One of the most difficult things about being a teacher is deciding when students need to work on a lesson a second or third time.

Tests and quizzes are the barometer for students’ knowledge, but teachers only have so much time during the school year and need to cover all material in the curriculum. Writing and then grading a quiz is a time-consuming process and would be negated if the test showed students understood the material.

Marion Middle School might have the solution.

MMS English teacher Michael Ayers has been giving his seventh and eighth-grade classes electronic quizzes. Students answer quiz questions as they appear on a projector screen. The quiz is created on Ayers’ laptop. Each student uses a small hand-held wireless clicker or remote to select answers electronically.

Technology Excellence in Education Network coordinator Brandi Hendrix arranged for the set of 32 clickers to go to MMS.

Ayers gave an eighth-grade class a quiz of 10 multiple-choice questions on figurative language Oct. 20.

Students had a time limit to answer questions. The quizzes are interactive and immediate — one student, after selecting the right answer, jumped out of his seat and raised his arms in the air in celebration — but usually confidential. Students do not know how other students answered — but Ayers knows based on the clicker number. He has instant feedback to understand which students are struggling with particular sections of the material.

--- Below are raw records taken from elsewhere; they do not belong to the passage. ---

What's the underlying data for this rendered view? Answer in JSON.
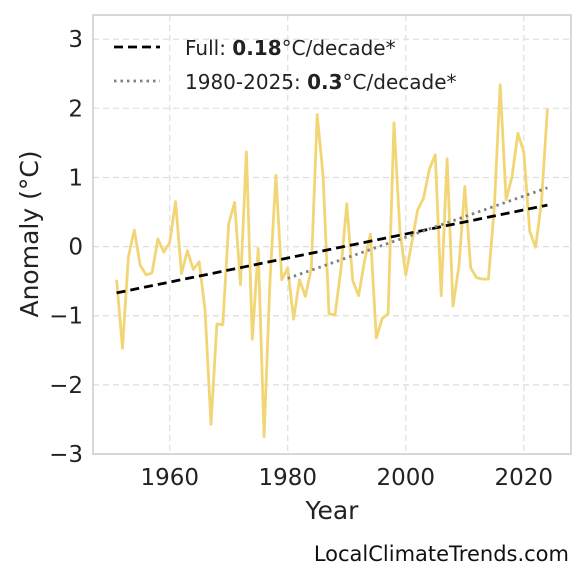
{
  "chart_data": {
    "type": "line",
    "xlabel": "Year",
    "ylabel": "Anomaly (°C)",
    "xlim": [
      1947,
      2028
    ],
    "ylim": [
      -3,
      3.35
    ],
    "x_ticks": [
      1960,
      1980,
      2000,
      2020
    ],
    "y_ticks": [
      -3,
      -2,
      -1,
      0,
      1,
      2,
      3
    ],
    "y_tick_labels": [
      "−3",
      "−2",
      "−1",
      "0",
      "1",
      "2",
      "3"
    ],
    "grid": true,
    "legend_position": "top-left",
    "series": [
      {
        "style": "solid",
        "color": "#f2d675",
        "x": [
          1951,
          1952,
          1953,
          1954,
          1955,
          1956,
          1957,
          1958,
          1959,
          1960,
          1961,
          1962,
          1963,
          1964,
          1965,
          1966,
          1967,
          1968,
          1969,
          1970,
          1971,
          1972,
          1973,
          1974,
          1975,
          1976,
          1977,
          1978,
          1979,
          1980,
          1981,
          1982,
          1983,
          1984,
          1985,
          1986,
          1987,
          1988,
          1989,
          1990,
          1991,
          1992,
          1993,
          1994,
          1995,
          1996,
          1997,
          1998,
          1999,
          2000,
          2001,
          2002,
          2003,
          2004,
          2005,
          2006,
          2007,
          2008,
          2009,
          2010,
          2011,
          2012,
          2013,
          2014,
          2015,
          2016,
          2017,
          2018,
          2019,
          2020,
          2021,
          2022,
          2023,
          2024
        ],
        "y": [
          -0.48,
          -1.47,
          -0.15,
          0.24,
          -0.27,
          -0.41,
          -0.38,
          0.11,
          -0.08,
          0.06,
          0.65,
          -0.39,
          -0.06,
          -0.33,
          -0.22,
          -0.93,
          -2.57,
          -1.12,
          -1.13,
          0.33,
          0.64,
          -0.55,
          1.37,
          -1.34,
          -0.03,
          -2.75,
          -0.49,
          1.03,
          -0.48,
          -0.31,
          -1.05,
          -0.48,
          -0.72,
          -0.32,
          1.91,
          1.02,
          -0.97,
          -0.99,
          -0.33,
          0.62,
          -0.49,
          -0.71,
          -0.21,
          0.18,
          -1.32,
          -1.04,
          -0.97,
          1.79,
          0.23,
          -0.41,
          0.05,
          0.53,
          0.7,
          1.12,
          1.33,
          -0.71,
          1.27,
          -0.86,
          -0.29,
          0.87,
          -0.31,
          -0.45,
          -0.47,
          -0.47,
          0.56,
          2.34,
          0.68,
          1.01,
          1.64,
          1.37,
          0.22,
          -0.01,
          0.65,
          1.99
        ]
      },
      {
        "name": "Full",
        "style": "dashed",
        "color": "#000000",
        "x": [
          1951,
          2024
        ],
        "y": [
          -0.67,
          0.6
        ]
      },
      {
        "name": "1980-2025",
        "style": "dotted",
        "color": "#808080",
        "x": [
          1980,
          2024
        ],
        "y": [
          -0.46,
          0.85
        ]
      }
    ],
    "legend": [
      {
        "prefix": "Full: ",
        "bold": "0.18",
        "suffix": "°C/decade*"
      },
      {
        "prefix": "1980-2025: ",
        "bold": "0.3",
        "suffix": "°C/decade*"
      }
    ]
  },
  "watermark": "LocalClimateTrends.com"
}
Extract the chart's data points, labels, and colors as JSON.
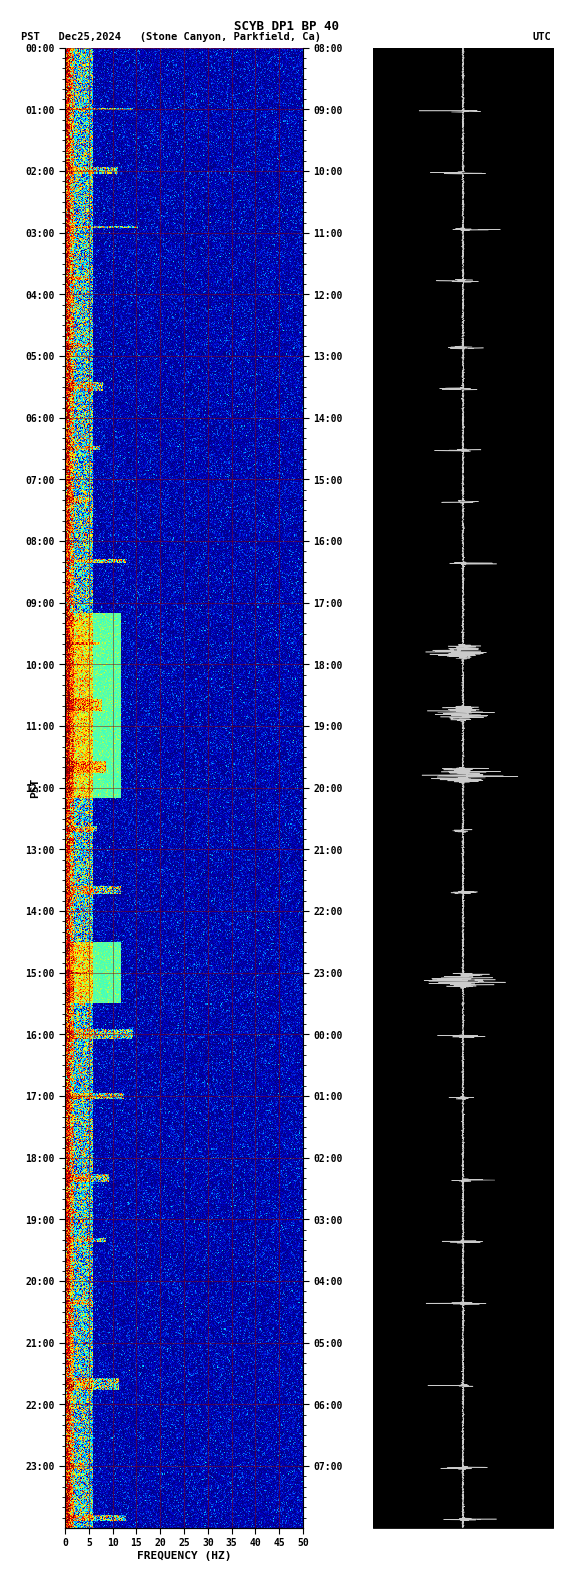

“You’ll get the best data back from multiple choice,” Ayers said. “It’s all automatically imported on a laptop. I’m not wasting time by not assuming they know something.”

Example electronic quizzes were part of the package with Marion Middle School’s social studies textbooks and Chad Adkins has used the clickers in his classroom, but Ayers has created all of the questions on his quizzes. After this year, the quizzes can be reused for a few years before the answers are known.

One of the main advantages of electronic quizzes is it can illuminate confusing questions. After every student answers, Ayers knows the percentage of the class that answered the question correctly. He was able to put that information into a graph he showed his class Oct. 20. If a large percentage of students miss a question, ambiguous or tricky wording might be the reason. When that situation occurs, Ayers can strike the question from the test.

“Clearly, it’s a bad question,” Ayers said. “That’s hard to see if you’re grading by hand.”

The electronic quiz supplemented a written quiz and the clicker quizzes are limited to multiple choice and true/false questions. One question on Ayers’ written test had students write a poem using a metaphor, an exercise that would be impossible using clickers.

Ayers and Adkins are already using the electronic quizzes and math teacher Bill Darrow wants to use clickers for multiple choice math questions.

“I think it’s going to take a little time,” Ayers said. “I hope that it will pay off down the road.”